2020—The ‘Year of the Nurse & Midwife’

Event in Strip District celebrated their critical roles

by Renee P. Aldrich
For New Pittsburgh Courier

The Midwife Center for Birth & Women’s Health on Penn Avenue in the Strip District recently celebrated not only Women’s History Month, but also the designation of 2020 as “Year of the Nurse & Midwife.”

The World Health Organization (WHO) so selected 2020 as the time to celebrate the work of nurses and midwives because May 18 will be the 200th birth of the founder of modern nursing, Florence Nightingale. Irony is not lost that this year’s designation is in direct correlation with the nurses who’ve been on the frontlines in this battle against coronavirus.

A specific element of the March 7 event at the Midwife Center, however, was that of paying special homage to the “Granny Midwives.” In the early 1600s to the mid-20th century, poor and rural American women in the South gave birth into the hands of Black women, known as Granny Midwives.

The Midwife Center’s mission is to provide exceptional, client-centered primary gynecological, pregnancy and birthing care in southwestern Pennsylvania’s only independent birth center.

Jatolloa Davis, MSN, CNMW, former Midwife at the Midwife Center who recently left and relocated to her home in Philadelphia, shared with those in attendance that her vision for the event was triggered by an email she received announcing the WHO’s designation.

“I knew that for this celebration, we would bring to the front the stories of these midwives, to help mitigate the erasure of Black women in medicine,” Davis said.

The Granny Midwives were Black Midwives who birthed America and were an integral part of the life of many enslaved and Black women in general. They taught women about birth as a natural occurrence of God to bring children into the world, safe and without the presence of clinical intervention. She shared: “It was important that we lay the groundwork for this event.”

A main highlight of the event was the unveiling of a commissioned piece of art by local multi-media artist Bekezela Mguni. The piece gives a look at not only the Granny Midwives, but at the role of Black women as a whole, down through the ages in the area of childbirth and beyond.

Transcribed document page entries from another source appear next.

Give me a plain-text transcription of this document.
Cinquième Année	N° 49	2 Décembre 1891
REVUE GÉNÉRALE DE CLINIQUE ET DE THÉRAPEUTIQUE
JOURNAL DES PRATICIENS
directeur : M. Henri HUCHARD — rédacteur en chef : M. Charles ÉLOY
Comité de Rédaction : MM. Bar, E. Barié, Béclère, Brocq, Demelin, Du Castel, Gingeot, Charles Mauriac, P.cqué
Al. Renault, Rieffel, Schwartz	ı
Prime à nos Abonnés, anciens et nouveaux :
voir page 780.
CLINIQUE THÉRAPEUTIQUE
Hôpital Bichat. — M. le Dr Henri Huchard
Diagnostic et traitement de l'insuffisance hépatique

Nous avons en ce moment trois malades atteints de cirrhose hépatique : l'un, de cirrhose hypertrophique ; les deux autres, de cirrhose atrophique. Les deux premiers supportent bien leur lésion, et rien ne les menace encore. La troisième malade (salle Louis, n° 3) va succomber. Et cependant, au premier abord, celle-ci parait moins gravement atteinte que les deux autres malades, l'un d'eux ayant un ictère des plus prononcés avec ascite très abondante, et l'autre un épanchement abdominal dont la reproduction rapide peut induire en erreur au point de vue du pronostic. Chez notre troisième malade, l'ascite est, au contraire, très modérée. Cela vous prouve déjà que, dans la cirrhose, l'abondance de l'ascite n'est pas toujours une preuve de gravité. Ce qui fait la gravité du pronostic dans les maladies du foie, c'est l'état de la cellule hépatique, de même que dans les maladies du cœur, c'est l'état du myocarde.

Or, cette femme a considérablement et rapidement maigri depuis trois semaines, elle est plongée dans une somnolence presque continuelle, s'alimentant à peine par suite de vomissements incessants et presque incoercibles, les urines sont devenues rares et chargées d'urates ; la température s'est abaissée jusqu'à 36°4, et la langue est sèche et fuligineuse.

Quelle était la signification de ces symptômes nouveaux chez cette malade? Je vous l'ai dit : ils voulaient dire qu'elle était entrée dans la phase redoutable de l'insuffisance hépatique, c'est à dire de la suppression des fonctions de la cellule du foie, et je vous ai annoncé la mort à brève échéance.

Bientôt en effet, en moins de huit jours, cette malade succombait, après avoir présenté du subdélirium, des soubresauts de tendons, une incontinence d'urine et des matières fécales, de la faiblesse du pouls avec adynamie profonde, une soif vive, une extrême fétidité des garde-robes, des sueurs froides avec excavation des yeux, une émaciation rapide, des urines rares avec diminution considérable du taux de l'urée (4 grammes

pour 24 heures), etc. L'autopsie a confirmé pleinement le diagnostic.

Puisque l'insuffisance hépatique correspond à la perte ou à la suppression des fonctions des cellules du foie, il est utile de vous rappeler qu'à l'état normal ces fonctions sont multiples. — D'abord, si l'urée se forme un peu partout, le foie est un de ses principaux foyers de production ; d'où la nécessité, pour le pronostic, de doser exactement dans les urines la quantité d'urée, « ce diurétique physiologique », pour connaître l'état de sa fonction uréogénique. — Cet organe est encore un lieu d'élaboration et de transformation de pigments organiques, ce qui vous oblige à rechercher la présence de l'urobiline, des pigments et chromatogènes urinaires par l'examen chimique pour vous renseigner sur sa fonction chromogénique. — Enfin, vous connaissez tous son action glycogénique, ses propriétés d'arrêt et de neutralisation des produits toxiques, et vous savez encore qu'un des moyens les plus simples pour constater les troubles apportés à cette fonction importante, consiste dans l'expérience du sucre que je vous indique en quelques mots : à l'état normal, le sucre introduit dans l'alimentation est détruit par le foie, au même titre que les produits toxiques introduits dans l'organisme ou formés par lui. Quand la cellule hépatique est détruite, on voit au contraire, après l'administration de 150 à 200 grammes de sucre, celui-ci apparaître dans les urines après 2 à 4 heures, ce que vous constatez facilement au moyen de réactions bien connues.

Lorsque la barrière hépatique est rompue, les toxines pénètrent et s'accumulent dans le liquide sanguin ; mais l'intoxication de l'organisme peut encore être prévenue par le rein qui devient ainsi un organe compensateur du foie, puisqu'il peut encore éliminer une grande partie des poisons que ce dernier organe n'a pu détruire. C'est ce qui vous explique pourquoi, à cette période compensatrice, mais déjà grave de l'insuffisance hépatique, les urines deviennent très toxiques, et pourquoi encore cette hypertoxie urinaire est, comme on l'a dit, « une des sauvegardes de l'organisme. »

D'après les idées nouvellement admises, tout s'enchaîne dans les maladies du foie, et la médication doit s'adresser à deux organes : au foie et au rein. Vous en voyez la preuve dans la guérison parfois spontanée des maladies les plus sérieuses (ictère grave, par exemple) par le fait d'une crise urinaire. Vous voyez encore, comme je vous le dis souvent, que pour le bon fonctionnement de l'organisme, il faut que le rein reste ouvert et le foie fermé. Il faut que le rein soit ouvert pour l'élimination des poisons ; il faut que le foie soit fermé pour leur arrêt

The program opened with an introduction by Jessica Brown, a mother of three who was first a client, and then went on to serve on the board and the advisory board. While holding her 7-month-old, she gave passionate words around her and her family’s joyful experience at the Midwife Center.

“Giving birth to my last child, I was amazed at the beauty of having a water birth; with my husband and two young sons present. The Midwife Center makes you think about birth differently, that it isn’t a sickness where you have to go to a hospital, or where baby matters and mommy doesn’t, or mommy matters, and baby doesn’t or daddy doesn’t, or the family in total does not matter,” Brown said. “The Midwife Center handles birth from a family perspective—and as a result it is truly a part of the fabric of my family.”

Mguni was introduced by Davis. Mguni has a very comprehensive background which includes a master’s degree in Library and Information Science from the University of Pittsburgh. As a self-taught artist, she was a 2015-2016 member of the Penn Avenue Creative Accelerator Program with the Kelly Strayhorn Theater. She continued her examination of the relationship between literacy and liberation in her March and April 2016 artist residencies with The Black Unicorn Project’s Reading Room. Her work celebrates memory and storytelling as a means of cultural preservation and retention. The Black Unicorn is a Black, queer feminist library and archive.

Before the unveiling, Mguni first expressed her deepest gratitude to the Midwife Center and Davis for their vote of confidence in choosing her for this assignment—one which she considered to be a most honorable opportunity. She spoke of the piece she created in commemoration of the day. She felt it was important to “saint” Black women.

She said: “Black women have made the most sacrifices and, for me, they represent the ‘Divine’ so I wanted to create a series that honors them.”

She referenced J. Marian Simms, who, in this country, is called the father of modern gynecology. Regrettably he got that distinction as a result of his experiments in which the bodies of Black enslaved women were exploited and brutalized—the speculum was created as a result of the work done on Black women without the use of anesthesia. Therefore, this violence against Black women’s bodies resulted in many medical advances made in reproductive health today.

Mguni’s discussion continued: “We continue to face challenges of inequity in all facets of our lives today as women, and as mothers. These need to be solved.”

However, they will not be solved without retracing “our steps to see where we come from, and not fear the uncomfortable conversations,” Mguni added.

In South Florida, midwives taught that the things needed in labor are patience, confidence, and endurance. These are the same elements required in order to face and resolve the issues we face today in making and equitable space for all in this planet.

Mguni’s piece, aptly called, “Witness—Honoring the Lives of the Grand Midwives,” is a 36 X 48-foot hanging quilt on a canvas. It is a compilation of quilting, digital fabric printing, color play and collage. She intends on providing a bibliography of resources along with an “information key” where folks can learn more about each midwife and her story.

She closed her comments by stating that this effort is to demonstrate that Black women came to this country with skills.